Employees who profess they don't want a vaccine because it’s their personal preference or that they reject the shot because they distrust the government or pharmaceutical industry won’t get too far with their companies. “It can't just be that it's against my religion,” Wilkes says. “It's still a broad standard and it needs to be a sincerely held belief and not just subterfuge because you don't trust the science.”

The Biden Administration on Sept. 9 noted said that the Department of Labor’s Occupational Safety and Health Administration is coming up with an Emergency Temporary Standard, JDSupra reports. This standard will mandate that companies with 100 or more workers ensure they are fully vaccinated or require unvaccinated employees to prove through a COVID-19 test that they are negative at least once a week before reporting to work. “If issued, these will be the first mandatory OSHA standards specifically targeted at COVID-19 applying to employers outside the healthcare sector,” JDSupra notes.
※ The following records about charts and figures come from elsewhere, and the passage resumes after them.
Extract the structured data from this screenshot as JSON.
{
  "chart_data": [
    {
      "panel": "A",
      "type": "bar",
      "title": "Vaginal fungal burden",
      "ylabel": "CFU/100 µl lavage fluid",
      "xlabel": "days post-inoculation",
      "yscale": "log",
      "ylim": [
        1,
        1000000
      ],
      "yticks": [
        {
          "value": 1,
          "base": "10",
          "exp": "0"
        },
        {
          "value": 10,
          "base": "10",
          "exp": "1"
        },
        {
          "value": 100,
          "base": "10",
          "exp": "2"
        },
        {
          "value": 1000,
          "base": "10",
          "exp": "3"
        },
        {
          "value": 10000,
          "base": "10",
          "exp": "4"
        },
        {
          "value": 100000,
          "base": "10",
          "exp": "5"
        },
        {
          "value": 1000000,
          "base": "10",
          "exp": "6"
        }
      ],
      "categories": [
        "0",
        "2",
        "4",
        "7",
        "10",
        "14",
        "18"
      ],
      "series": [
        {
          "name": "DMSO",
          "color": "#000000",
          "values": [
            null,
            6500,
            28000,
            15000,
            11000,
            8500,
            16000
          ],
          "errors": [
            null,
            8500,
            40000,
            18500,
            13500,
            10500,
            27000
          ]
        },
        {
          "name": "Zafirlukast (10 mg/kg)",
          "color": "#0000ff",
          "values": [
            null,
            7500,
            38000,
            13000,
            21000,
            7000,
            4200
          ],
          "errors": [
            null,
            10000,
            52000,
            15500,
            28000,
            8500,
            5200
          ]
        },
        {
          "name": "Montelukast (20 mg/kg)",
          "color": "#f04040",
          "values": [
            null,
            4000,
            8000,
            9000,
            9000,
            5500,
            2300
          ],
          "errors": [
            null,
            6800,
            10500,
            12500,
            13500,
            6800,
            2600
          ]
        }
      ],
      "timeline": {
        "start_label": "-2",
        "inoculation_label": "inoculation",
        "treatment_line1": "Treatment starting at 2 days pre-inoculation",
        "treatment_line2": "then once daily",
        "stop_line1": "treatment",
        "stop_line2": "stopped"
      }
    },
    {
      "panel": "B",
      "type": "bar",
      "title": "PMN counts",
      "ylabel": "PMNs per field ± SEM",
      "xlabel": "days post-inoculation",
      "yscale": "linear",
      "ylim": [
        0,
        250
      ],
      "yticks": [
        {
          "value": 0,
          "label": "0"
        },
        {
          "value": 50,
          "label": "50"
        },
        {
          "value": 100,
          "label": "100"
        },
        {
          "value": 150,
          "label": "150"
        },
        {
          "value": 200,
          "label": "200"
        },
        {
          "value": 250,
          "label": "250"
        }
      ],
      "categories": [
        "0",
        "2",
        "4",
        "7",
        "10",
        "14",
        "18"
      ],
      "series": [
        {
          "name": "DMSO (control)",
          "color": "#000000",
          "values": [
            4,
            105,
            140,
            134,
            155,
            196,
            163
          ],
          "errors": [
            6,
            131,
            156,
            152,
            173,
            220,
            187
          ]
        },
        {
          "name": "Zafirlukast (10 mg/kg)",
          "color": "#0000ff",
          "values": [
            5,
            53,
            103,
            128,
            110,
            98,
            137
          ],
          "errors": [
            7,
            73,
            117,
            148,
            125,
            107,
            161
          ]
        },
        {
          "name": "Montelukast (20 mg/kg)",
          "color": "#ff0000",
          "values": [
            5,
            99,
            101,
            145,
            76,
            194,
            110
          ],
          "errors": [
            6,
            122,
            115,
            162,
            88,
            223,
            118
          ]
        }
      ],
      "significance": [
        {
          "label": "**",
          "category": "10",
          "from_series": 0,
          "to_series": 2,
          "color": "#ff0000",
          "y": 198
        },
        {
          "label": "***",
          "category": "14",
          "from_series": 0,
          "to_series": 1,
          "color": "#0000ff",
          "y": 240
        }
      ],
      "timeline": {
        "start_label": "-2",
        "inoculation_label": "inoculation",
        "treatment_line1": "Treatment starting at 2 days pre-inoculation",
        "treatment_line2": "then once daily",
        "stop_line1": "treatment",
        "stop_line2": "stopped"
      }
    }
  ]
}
David Epstein, director of domestic human resources at Doctors Without Borders in New York City, tells Society of Human Resource Management that employers “should always balance empathy for its staff with the safety of its overall workforce” when they come up against potentially challenging scenarios.

“Those who ask for an exemption from the vaccine should be afforded a pathway to apply for an exemption for medical reasons, and the required interactive dialogue should take place as is required” by the Americans with Disabilities Act (ADA), Epstein said. “After that dialogue takes place, there are two options: a reasonable accommodation, which could include working remotely, or termination of employment if your company requires the vaccine and working remotely causes an undue hardship under the ADA.”

On Sept. 28, the Pope weighed in when the Vatican City State said it would soon require all its staff to provide proof they are vaccinated or that they had recently tested negative for COVID-19, The Washington Post reports. Those who fail to comply will be seen as “unjustly absent” and not get paid.